Two implementation methods of BFS for finding the shortest path, which one is the obvious winner?-CodePudding

There are two ways of implementing BFS to find the shortest path between two nodes. The first is by using a list of lists to represent the queue of paths. Another is to maintain a mapping from each node to its parent, and when inspecting the adjacent node, record its parent, finally do backtrace according to the parent mapping to find the path. (See this post for more details. https://stackoverflow.com/a/8922151/13886907. Thanks for qiao's answers and codes to that question!)

Copied them here: First way:

def bfs(graph, start, end):
    # maintain a queue of paths
    queue = []
    # push the first path into the queue
    queue.append([start])
    while queue:
        # get the first path from the queue
        path = queue.pop(0)
        # get the last node from the path
        node = path[-1]
        # path found
        if node == end:
            return path
        # enumerate all adjacent nodes, construct a 
        # new path and push it into the queue
        for adjacent in graph.get(node, []):
            new_path = list(path)
            new_path.append(adjacent)
            queue.append(new_path)

print(bfs(graph, 'A', 'F'))

Second way:

def backtrace(parent, start, end):
    path = [end]
    while path[-1] != start:
        path.append(parent[path[-1]])
    path.reverse()
    return path
        

def bfs(graph, start, end):
    parent = {}
    queue = []
    queue.append(start)
    while queue:
        node = queue.pop(0)
        if node == end:
            return backtrace(parent, start, end)
        for adjacent in graph.get(node, []):
            if node not in queue :
                parent[adjacent] = node # <<<<< record its parent 
                queue.append(adjacent)

print(bfs(graph, 'A', 'F'))

and the graph (directed graph)

graph = {'A': ['C', 'D', 'B'],
        'B': ['C', 'E'],
        'C': ['E'],
        'D': ['F'],
        'E': ['F']}

We can see that the second way can save the memory cost since the queue does not need to store the paths, and the space complexity for both the queue and parent map is O(V), where V is the number of vertices. And also, the final backtrace process costs at most extra O(V) time.

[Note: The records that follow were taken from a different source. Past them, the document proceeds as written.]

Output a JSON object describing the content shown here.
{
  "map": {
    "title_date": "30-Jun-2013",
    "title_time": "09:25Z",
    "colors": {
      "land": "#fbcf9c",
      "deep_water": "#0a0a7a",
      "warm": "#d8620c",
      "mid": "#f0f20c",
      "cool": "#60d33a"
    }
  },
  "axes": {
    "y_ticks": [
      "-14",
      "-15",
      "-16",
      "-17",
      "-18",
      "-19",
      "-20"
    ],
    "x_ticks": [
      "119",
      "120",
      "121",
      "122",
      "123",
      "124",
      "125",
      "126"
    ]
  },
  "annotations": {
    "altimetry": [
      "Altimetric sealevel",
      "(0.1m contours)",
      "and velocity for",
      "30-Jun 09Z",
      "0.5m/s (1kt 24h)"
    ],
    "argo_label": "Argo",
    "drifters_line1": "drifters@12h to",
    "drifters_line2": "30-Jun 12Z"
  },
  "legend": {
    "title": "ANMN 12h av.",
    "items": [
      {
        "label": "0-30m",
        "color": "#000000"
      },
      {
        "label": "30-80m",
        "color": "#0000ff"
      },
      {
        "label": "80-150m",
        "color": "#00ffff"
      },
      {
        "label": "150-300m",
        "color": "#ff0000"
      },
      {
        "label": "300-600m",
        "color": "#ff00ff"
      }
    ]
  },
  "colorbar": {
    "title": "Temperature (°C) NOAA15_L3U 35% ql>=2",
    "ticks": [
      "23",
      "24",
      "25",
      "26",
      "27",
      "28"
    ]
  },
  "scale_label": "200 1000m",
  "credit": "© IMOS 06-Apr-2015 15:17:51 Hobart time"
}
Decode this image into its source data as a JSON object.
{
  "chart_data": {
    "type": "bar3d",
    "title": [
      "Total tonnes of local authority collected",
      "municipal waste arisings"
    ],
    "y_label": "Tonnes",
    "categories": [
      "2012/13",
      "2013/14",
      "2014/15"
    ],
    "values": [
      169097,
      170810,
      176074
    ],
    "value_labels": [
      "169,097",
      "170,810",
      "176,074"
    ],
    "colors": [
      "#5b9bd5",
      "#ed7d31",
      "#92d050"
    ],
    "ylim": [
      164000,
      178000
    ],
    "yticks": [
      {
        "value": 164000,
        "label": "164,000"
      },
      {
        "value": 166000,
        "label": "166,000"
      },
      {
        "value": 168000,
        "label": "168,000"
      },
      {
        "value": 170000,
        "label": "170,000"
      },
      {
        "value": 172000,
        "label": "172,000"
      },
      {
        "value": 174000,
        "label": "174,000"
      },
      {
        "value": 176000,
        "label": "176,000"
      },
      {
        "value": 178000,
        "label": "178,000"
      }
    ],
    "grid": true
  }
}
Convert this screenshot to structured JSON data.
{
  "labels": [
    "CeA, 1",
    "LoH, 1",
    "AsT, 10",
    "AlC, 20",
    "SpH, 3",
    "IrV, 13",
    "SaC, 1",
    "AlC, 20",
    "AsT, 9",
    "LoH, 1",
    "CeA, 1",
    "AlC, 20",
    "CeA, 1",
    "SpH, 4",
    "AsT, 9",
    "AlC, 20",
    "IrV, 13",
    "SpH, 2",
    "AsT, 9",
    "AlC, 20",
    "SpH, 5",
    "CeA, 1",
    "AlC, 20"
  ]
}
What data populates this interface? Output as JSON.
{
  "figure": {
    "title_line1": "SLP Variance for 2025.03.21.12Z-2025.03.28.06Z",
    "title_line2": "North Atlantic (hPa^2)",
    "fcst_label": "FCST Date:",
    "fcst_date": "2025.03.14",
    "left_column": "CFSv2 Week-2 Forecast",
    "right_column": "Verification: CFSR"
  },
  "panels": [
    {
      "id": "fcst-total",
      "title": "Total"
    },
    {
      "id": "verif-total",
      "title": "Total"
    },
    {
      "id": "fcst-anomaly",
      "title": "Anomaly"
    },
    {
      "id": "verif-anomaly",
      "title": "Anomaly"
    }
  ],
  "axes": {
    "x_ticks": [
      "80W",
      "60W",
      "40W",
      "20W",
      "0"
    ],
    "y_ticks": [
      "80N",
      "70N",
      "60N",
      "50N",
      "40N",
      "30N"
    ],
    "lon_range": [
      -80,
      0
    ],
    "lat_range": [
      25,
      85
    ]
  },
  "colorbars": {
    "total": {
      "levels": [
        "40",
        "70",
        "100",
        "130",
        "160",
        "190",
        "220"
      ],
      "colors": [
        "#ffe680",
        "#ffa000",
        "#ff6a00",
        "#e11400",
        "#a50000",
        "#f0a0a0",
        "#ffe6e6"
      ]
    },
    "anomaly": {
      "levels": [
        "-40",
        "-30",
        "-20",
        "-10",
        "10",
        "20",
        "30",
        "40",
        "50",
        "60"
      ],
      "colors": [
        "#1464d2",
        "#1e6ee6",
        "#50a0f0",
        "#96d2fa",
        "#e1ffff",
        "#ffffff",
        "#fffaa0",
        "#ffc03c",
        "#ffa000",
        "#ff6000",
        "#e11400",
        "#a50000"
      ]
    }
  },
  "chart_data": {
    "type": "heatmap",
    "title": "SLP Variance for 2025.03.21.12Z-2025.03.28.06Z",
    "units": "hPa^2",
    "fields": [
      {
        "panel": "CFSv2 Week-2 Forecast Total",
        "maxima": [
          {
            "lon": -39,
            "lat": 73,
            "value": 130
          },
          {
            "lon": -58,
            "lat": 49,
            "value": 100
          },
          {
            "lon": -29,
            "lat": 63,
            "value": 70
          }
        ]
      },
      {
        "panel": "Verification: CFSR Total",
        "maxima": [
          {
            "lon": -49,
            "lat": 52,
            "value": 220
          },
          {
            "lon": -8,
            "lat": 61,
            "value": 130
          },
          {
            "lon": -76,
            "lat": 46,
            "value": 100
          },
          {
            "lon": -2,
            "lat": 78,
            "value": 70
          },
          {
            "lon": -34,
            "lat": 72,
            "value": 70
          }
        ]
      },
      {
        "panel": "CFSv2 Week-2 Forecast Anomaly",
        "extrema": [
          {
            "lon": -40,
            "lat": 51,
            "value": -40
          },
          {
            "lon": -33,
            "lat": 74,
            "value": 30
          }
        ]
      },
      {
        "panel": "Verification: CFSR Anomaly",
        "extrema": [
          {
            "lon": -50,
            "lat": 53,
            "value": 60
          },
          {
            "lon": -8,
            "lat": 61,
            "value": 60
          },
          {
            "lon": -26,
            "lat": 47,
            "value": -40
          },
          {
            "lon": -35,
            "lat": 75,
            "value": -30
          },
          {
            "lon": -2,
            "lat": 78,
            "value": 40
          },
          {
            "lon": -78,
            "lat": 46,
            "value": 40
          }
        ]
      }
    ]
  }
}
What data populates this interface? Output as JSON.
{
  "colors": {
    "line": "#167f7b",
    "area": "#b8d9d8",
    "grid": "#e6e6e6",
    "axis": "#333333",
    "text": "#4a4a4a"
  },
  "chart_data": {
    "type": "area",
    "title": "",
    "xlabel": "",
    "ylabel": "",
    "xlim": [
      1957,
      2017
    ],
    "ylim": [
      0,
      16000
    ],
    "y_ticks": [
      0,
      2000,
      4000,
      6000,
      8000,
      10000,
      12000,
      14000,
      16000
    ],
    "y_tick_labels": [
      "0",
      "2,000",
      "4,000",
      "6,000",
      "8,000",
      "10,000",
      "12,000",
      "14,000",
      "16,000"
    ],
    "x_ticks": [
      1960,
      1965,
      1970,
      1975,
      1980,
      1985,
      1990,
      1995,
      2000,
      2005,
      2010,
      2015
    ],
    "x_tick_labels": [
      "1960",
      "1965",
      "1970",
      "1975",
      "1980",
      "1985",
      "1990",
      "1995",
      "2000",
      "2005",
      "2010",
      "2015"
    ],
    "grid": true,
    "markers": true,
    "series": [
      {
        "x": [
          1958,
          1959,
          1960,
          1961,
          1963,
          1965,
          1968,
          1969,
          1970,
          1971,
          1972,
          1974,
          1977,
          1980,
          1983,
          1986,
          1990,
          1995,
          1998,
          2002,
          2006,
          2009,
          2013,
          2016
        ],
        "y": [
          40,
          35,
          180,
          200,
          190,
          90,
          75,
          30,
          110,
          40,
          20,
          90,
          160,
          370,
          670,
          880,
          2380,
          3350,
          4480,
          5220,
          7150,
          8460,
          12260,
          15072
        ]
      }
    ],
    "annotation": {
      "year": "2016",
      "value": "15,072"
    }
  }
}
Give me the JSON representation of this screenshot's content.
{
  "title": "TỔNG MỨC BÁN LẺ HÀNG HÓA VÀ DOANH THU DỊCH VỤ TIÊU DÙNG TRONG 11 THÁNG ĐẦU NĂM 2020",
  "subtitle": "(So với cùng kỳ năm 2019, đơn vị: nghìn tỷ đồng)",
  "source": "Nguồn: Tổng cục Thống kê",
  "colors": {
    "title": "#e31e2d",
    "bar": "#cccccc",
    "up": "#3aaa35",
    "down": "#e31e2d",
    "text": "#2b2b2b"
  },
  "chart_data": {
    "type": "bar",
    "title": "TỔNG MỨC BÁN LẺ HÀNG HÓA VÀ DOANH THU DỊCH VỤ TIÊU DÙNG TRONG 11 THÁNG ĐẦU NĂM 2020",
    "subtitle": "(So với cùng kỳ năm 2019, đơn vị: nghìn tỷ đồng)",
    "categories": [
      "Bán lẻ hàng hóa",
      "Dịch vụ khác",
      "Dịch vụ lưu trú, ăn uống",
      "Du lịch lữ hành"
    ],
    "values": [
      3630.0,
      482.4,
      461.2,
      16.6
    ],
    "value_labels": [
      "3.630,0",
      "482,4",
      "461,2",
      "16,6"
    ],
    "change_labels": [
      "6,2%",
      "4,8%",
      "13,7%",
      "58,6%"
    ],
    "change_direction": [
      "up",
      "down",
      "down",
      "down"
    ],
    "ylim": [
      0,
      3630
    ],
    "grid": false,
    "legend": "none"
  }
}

So, does the second way is superior in all aspects to the first way in finding the shortest or all paths between two nodes in a directed graph? Can we think of the second as an optimization of the basic version of BFS (first way)?

CodePudding user response：

The second version is superior. This is because the memory allocation also costs time. Namely this line:

new_path = list(path)

...has a time complexity of O(k) in terms of the length of path. Even in the best case, where the graph is actually just a single path from source to target node, the first code will spend O(1) O(2) O(3) ... O(n) on the executions of this list(path) call, which is O(n²). The second version will be O(n) in this "happy path" case. Things only get worse when the branching factor in the graph becomes greater.

Remark on your code

Both code snippets have issues:

The first version does not have protection against running in loops. You should add a visited-marker so that the same node is not visited twice
The second version seems to have such protection, but it is not good enough. It checks whether the next node is already in the queue. But if even it is not, it could have previously been, and also in that case, it should not be revisited. We can use parent to know whether the node was already visited.

So here are the corrected snippets:

def bfs_1(graph, start, end):
    queue = []
    visited = set()
    queue.append([start])
    visited.add(start)
    while queue:
        path = queue.pop(0)
        node = path[-1]
        if node == end:
            return path
        for adjacent in graph.get(node, []):
            if adjacent not in visited:
                visited.add(adjacent)
                new_path = list(path)
                new_path.append(adjacent)
                queue.append(new_path)

And

def backtrace(parent, start, end):
    path = [end]
    while path[-1] != start:
        path.append(parent[path[-1]])
    path.reverse()
    return path
        

def bfs_2(graph, start, end):
    parent = {}
    queue = []
    queue.append(start)
    parent[start] = None
    while queue:
        node = queue.pop(0)
        if node == end:
            return backtrace(parent, start, end)
        for adjacent in graph.get(node, []):
            if adjacent not in parent:
                parent[adjacent] = node # <<<<< record its parent 
                queue.append(adjacent)

Comparison

I used the following testing code to test the above algorithms:

import random
from timeit import timeit

def create_graph(size):
    graph = {}
    nodes = list(range(size))
    for i in nodes:
        graph[i] = set(random.choices(nodes, k=3))
        if i in graph[i]:
            graph[i].remove(i)
        graph[i] = list(graph[i])
    return graph


graph = create_graph(40000)
print("version 1")
print(bfs_1(graph, 1, 2))
print("time used", timeit(lambda: bfs_1(graph, 1, 2), number=10))
print()
print("version 2")
print(bfs_2(graph, 1, 2))
print("time used", timeit(lambda: bfs_2(graph, 1, 2), number=10))

See it run on repl.it

The generated graph has 100 000 nodes, with a branching factor of approximately 2. The edges are random. Most of the time the second algorithm is faster than the first. This difference becomes more explicit when the solution path is longer.